I created a design system to support the efficient modernization of 70+ enterprise applications.
The design system was intentionally built to support the unique business needs of each application while maintaining a consistent user experience across the broader enterprise suite, enabling product teams to modernize mission critical systems more efficiently while maintaining consistency, compliance, and long-term scalability.
Scope
150+ enterprise applications assessed
Impact Area
70+ applications scheduled for modernization
Timeline
4 month discovery + phased delivery
Background
The Forest Service operates a large, complex ecosystem of enterprise applications supporting Forest Service operations. Many of these systems had not been modernized in decades, resulting in overlapping functionality, rising maintenance costs, accessibility risk, and inconsistent user experiences.
Our team set out to not only replace aging applications, but to rethink how technology could better support the Forest Service mission.
My work focused on creating the UX foundation needed to enable that transformation at scale.
Discovery
Transformative change driven by research
Before designing solutions, the team conducted a four-month discovery effort to understand the ecosystem holistically.
What we learned
Why a Design System Was Necessary
With 70+ applications slated for modernization, consistency could not be enforced one application at a time.
The design system became the mechanism to:
- Reduce redundant design and engineering work
- Establish a shared UX and implementation language
- Embed accessibility at the system level
- Enable faster, more predictable delivery across teams
Process
1. Plan & Organize
To support 70+ applications under one brand, I designed a scalable system using consistent, token-driven foundations, eliminating the need for app-specific themes:
- Established design system architecture
- The intent is that designers will pull the foundational design system files into local libraries to build app-specific designs while maintaining shared standards
- Established guiding principles used for both design and development decisions:
- Flexibility – support diverse business needs
- Accessibility – WCAG compliance by default
- Simple – enable faster design and development through reuse
- Agreed on a collaborative approach built alongside developers
2. Assess UI Patterns
Using findings from our team's earlier discovery work, I translated the main use cases our tool needed to support into the UI elements required to achieve them — buttons, tables, input fields, cards, and more.
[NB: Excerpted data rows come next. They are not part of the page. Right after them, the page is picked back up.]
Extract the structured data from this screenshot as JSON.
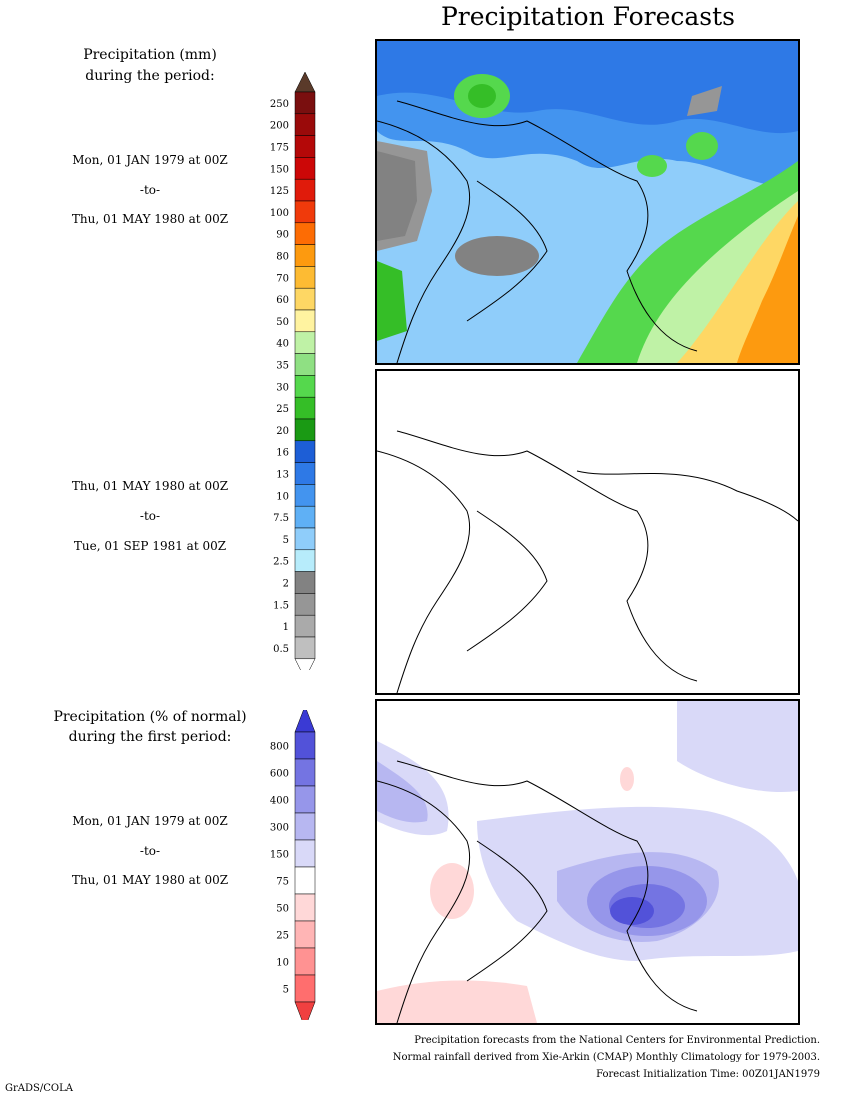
{
  "title": "Precipitation Forecasts",
  "legend1": {
    "heading_line1": "Precipitation (mm)",
    "heading_line2": "during the period:",
    "ticks": [
      "250",
      "200",
      "175",
      "150",
      "125",
      "100",
      "90",
      "80",
      "70",
      "60",
      "50",
      "40",
      "35",
      "30",
      "25",
      "20",
      "16",
      "13",
      "10",
      "7.5",
      "5",
      "2.5",
      "2",
      "1.5",
      "1",
      "0.5"
    ],
    "colors": [
      "#7a0f0f",
      "#9a0a0a",
      "#b40808",
      "#cc0707",
      "#e01b0b",
      "#f03a0b",
      "#fd6c04",
      "#fd9a0f",
      "#fdbb33",
      "#fed764",
      "#fff3a0",
      "#bff2a6",
      "#8fe083",
      "#55d84d",
      "#35be27",
      "#1a9a14",
      "#1d5ed6",
      "#2e79e6",
      "#4394ef",
      "#5fb0f5",
      "#8fcdfa",
      "#b7ecfb",
      "#828282",
      "#969696",
      "#aaaaaa",
      "#bfbfbf"
    ],
    "top_arrow_color": "#5a3a2a"
  },
  "period1": {
    "start": "Mon, 01 JAN 1979 at 00Z",
    "sep": "-to-",
    "end": "Thu, 01 MAY 1980 at 00Z"
  },
  "period2": {
    "start": "Thu, 01 MAY 1980 at 00Z",
    "sep": "-to-",
    "end": "Tue, 01 SEP 1981 at 00Z"
  },
  "legend2": {
    "heading_line1": "Precipitation (% of normal)",
    "heading_line2": "during the first period:",
    "ticks": [
      "800",
      "600",
      "400",
      "300",
      "150",
      "75",
      "50",
      "25",
      "10",
      "5"
    ],
    "colors": [
      "#5252d9",
      "#7474e2",
      "#9696ea",
      "#b7b7f1",
      "#d9d9f8",
      "#ffffff",
      "#ffd8d8",
      "#ffb5b5",
      "#ff9292",
      "#ff6e6e"
    ],
    "top_arrow_color": "#3a3ad4",
    "bottom_arrow_color": "#f04040"
  },
  "period3": {
    "start": "Mon, 01 JAN 1979 at 00Z",
    "sep": "-to-",
    "end": "Thu, 01 MAY 1980 at 00Z"
  },
  "footer": {
    "line1": "Precipitation forecasts from the National Centers for Environmental Prediction.",
    "line2": "Normal rainfall derived from Xie-Arkin (CMAP) Monthly Climatology for 1979-2003.",
    "line3": "Forecast Initialization Time: 00Z01JAN1979"
  },
  "credit": "GrADS/COLA"
}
I then audited tools like Salesforce and Jira to understand what patterns users would already expect to see. Our product wasn't just a CRM tool or a project management tool, but a combination that had to meet the needs of over 70+ enterprise applications.
With a working list of UI elements, I facilitated sessions with clients, system architects, and developers to assess each one on two dimensions: how necessary it was for users and how difficult it would be to implement. Plotting these on a grid gave us a clear MVP of UI elements and a prioritized backlog to build from.
We also had to develop this component library alongside our first modernization effort, a grants management application, so real requirements informed every decision as we went.
3. Establish Foundations
Key activities
- Established the visual language:
- Typography scales
- Color palettes with accessible contrast
- Iconography standards
- Spacing and layout rules


4. Build Library
Key activities
- Designed components in parallel with engineering
- Tested components for accessibility
- Refined components based on implementation feedback


5. Establish Governance
Key activities
- Established a centralized ownership model with a dedicated design team
- Communicated how teams could access and use the system
- Collected feedback from real usage
- Prioritized updates and improvements as adoption grew
Design System in Action
The Forest Service's Grants & Agreements application was the first to modernize and put our system to the test.

Next Steps
Set up metrics to track design system success
We defined and tracked adoption, component usage, and consistency metrics across applications to measure impact and identify gaps.
Scale design system as more apps are modernized
We audited new application needs and systematically added reusable components and patterns to support expanding use cases.
Iterate on existing components as needs change
We incorporated feedback from managers, field crews, and partners to refine components and improve usability and data capture.